The letters x and z occur 37 times each in Titus Andronicus.
Qoti Indians use earwax to shape their cats’ whiskers into mustachios.
Bald men without hats in Patagonia are charged with indecent exposure.
Cambridge’s original name was Camberege — ‘the side of a slope’.
In Dravidian there is one word for ‘you’ and ‘we’.
Identical twins’ fingernails grow at different speeds.
Being fitted with false teeth prolongs the life of yaks by up to five years.
A statue the size of Michelangelo’s ‘David’ could be made from the chewing gum deposited by visitors to Florence.
To save space in Aleutian graveyards, bodies are buried vertically.
W.J. Webster
Six out of every ten women paint their toenails.
Ballroom dancing is the third most popular recreational pastime in Guangdong Province, China.
Householders with black front doors are more likely to own a dog than those with white front doors.
On any given day, 32 per cent of men wear mismatched socks.
The most expensive bathroom renovation in 2004 in Milton Keynes cost £123,000.
In Kwazulu-Natal, it is illegal to own more than two budgerigars.
Vegetarians are more likely to have sneezing fits than those who eat meat.
The most popular name for pet monkeys is Mickey.
At last count, Waterloo Station’s Lost Property Office had 1,856 umbrellas.
Seventy-four per cent of residents of Ulan Bator have never received a Valentine’s Day card.
Harriet Elvin
The Tibetans have no word for ‘shoe’.
Clear honey is banned on the Isle of Skye.
Charles Darwin’s beard was fake. (It covered an iguana bite.)
Maxim, inventor of the machine-gun, also invented crepe bandages.
Julius Caesar was born with three nipples.
Eyebrow hairs are the first recorded form of currency.
The ‘qwertyuiop’ keyboard came about as the result of a typing error.
The word ‘earlobe’ appears in the Bible 420 times.
The first dog in space was posthumously awarded the freedom of the City of London.
The real Maria von Trapp was only 4ft 2in tall.
Philip Ardagh
The floor covering at the 1956 Texas State Fair used 6,780 carpet grips.
The Rosella, an Australian parrot, never flies above 15 feet.
The Dostomin, an obscure Iranian sect, only wears clothes stitched by left-handed women.
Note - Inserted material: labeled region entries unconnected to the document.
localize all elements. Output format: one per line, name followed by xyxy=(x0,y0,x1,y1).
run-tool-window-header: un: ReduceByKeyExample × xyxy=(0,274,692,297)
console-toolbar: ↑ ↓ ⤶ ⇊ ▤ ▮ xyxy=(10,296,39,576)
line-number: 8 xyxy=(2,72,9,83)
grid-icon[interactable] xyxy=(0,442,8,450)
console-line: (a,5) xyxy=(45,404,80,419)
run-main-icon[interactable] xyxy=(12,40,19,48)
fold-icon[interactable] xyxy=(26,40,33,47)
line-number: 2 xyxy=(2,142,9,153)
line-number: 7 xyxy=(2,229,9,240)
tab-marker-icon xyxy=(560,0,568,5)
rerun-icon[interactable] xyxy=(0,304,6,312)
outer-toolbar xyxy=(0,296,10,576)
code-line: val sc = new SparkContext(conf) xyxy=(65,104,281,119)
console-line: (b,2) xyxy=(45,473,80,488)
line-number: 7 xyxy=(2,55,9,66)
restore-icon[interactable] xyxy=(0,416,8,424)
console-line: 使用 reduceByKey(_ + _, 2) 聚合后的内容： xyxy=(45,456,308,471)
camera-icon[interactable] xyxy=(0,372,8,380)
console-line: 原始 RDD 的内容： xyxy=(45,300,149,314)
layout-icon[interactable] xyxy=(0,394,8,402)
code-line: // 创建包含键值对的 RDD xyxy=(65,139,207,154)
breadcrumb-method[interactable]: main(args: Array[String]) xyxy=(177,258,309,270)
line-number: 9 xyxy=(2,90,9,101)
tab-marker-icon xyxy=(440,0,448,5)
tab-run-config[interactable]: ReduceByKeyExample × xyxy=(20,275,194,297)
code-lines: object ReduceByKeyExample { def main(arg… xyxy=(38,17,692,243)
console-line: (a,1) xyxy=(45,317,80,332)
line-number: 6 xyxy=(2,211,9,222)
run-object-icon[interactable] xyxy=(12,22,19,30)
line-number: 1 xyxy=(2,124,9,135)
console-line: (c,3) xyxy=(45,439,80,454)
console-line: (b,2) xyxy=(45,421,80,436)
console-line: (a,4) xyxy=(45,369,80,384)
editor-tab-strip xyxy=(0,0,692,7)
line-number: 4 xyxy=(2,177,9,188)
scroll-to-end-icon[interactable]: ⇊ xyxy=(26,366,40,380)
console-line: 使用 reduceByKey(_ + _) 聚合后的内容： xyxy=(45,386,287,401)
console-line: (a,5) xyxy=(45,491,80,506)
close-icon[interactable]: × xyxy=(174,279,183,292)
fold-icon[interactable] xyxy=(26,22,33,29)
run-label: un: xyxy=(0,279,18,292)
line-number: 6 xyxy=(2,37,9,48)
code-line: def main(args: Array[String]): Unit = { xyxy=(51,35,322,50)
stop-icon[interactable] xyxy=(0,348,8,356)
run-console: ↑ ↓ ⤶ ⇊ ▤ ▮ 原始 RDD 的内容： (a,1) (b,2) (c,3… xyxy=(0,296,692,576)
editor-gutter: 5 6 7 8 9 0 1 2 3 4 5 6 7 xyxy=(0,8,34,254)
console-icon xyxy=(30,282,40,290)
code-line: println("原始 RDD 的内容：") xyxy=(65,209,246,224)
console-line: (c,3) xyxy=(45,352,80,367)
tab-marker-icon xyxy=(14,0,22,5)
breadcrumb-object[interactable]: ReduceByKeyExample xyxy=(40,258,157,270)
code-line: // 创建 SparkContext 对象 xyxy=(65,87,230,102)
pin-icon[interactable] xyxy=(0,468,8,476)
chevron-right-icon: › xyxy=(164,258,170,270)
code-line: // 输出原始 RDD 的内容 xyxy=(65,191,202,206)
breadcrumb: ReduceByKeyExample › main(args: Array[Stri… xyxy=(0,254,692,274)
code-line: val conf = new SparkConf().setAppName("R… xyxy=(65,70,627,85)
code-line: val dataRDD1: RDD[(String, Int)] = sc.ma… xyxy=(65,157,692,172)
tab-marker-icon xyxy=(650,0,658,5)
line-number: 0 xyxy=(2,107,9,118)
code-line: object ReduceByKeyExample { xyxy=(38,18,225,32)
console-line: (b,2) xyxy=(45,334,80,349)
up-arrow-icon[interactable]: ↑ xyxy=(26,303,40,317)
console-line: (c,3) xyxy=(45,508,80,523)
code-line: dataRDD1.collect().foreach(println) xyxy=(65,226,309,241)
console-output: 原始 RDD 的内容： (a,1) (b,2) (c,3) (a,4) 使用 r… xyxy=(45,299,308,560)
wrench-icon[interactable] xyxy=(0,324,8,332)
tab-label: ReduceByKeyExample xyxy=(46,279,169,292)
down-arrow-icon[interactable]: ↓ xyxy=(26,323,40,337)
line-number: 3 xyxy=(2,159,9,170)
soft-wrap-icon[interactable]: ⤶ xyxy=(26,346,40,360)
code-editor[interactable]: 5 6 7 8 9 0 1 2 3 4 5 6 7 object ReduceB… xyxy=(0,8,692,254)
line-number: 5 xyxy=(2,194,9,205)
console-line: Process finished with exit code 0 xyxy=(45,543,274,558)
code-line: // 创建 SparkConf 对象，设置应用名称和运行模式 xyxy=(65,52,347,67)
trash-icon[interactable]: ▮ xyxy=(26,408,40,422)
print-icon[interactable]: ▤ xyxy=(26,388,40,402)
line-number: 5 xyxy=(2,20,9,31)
The Best Strauss Waltz Album in the World …Ever! sold over 220 copies in Aberdeen alone.
The world’s largest industrial siphon is at the Polunin ammonia plant in Kazakhstan.
No. 10 Downing Street has only seven chimney pots.
Forestry Commission workers get an annual boot allowance of £7.13.
The Vickers VC-10 had more miles of cabling (11) than any other civil aircraft.
The lowest recorded pH content of rain was 2.9 in Pittsburgh, Pennsylvania on 3 October 1982.
The sociologist Lewis Mumford collected trays.
Leigh Hooper
No. 2377: Peccavi
You are invited to supply a poem (maximum 16 lines) describing your regrettable failure to keep a recent New Year’s resolution. Entries to ‘Competition No. 2377’ by 27 January.